Уже много времени провел Петепра в этой исполненной достоинства неподвижности, в этом облагороженном осанкой безделье. В темноте ожидавшей его могилы, стоя где-нибудь в ложных дверях, его натуральной величины изваяние вечно будет вот так же спокойно и неподвижно, как он сейчас, глядеть своими стеклянными карими глазами на его вечную собственность, на предметы, которые ему дадут, и на те, которые, волшебства ради, изобразят на стене. Его статуя будет тождественна с ним – и он предвосхищал это тождество, он сидел и увековечивал себя. За его спиной и у ступеньки-скамеечки красно-сине-зеленые иероглифы говорили свое; по бокам от него громоздились дары фараона; совершенны, согласно египетской идее формы, были расписные колонны палаты, сквозь которые он глядел на вечернее небо. Окружающее имущество благоприятствует неподвижности. Ему предоставляют покоиться и сиять красотой и, сложив руки, предаются покою в его окружении. К тому же подвижность подобает скорее тем, кто плодотворно открыт миру, кто сеет и расточает и, умирая, растворяется в собственном семени, – а не тем, кто, как Петепра, замкнут в своем бытии. Он сидел, целиком сосредоточившись в себе, лишенный выхода в мир, неподвластный смерти плодозачатия, вечный, он сидел, как сидит в своем капище какой-нибудь бог.

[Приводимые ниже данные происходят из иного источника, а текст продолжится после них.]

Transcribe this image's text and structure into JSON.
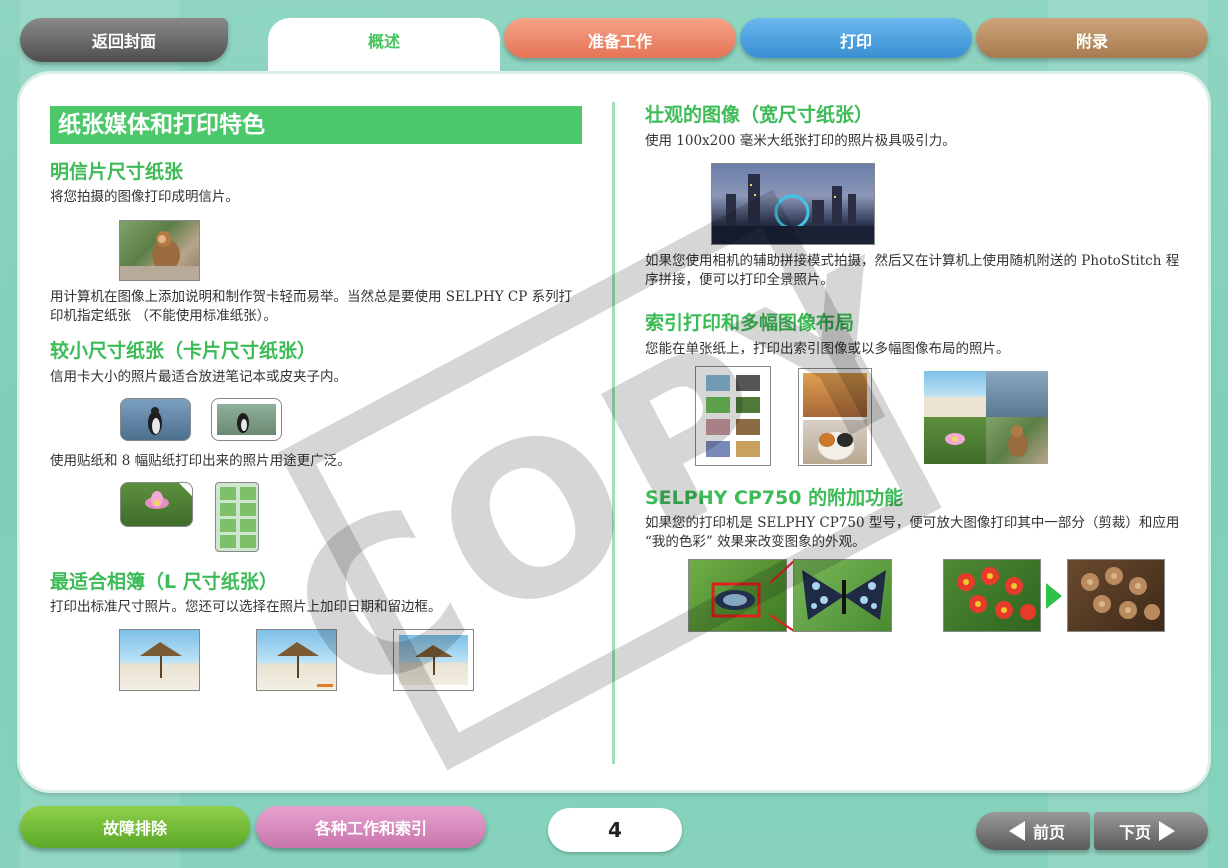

Черная тень бесшумно вплыла между колоннами сбоку, только темный окоемок на багрянце зари, и согбенно скользнув, замерла ничком, ладонями к полу. Он медленно перевел туда взгляд: это была одна из голых мавританочек Мут, настоящий зверек. Он собрался с мыслями, моргая глазами. Потом он слегка, только до запястья, поднял одну руку с колена и приказал:
– Говори.
Она оторвала лоб от каменного настила, повращала глазами и выпалила хриплым, дикарским голосом:
– Госпожа близка к господину и хотела бы быть ближе к нему.
Он еще раз собрался с мыслями. Потом ответил:
– Разрешается.
Зверек, пятясь, исчез за порогом. Петепра сидел, высоко подняв брови. Прошло несколько мгновений, и на том месте, где прижималась к полу рабыня, уже стояла Мут-эм-энет. Не отрывая локтей от туловища, она протянула к нему обе ладони, словно приносила жертвенный дар. Он увидел, что она плотно одета. Поверх узкого, до щиколоток, нижнего платья на ней было второе, широкое, как плащ, и целиком в складках. Тенистые ее щеки были окаймлены синим платком-париком, падавшим ей на затылок и на плечи и схваченным вышитой лентой. На темени у нее стояла душница, сквозь отверстия которой был продет стебель лотоса. Он изгибался на некотором расстоянии от головы, так что цветок висел надо лбом. Тускло блестели каменья ее воротника и браслетов.
Петепра тоже приветственно поднял маленькие свои руки и одну из них, тыльной стороной, поднес для поцелуя к губам.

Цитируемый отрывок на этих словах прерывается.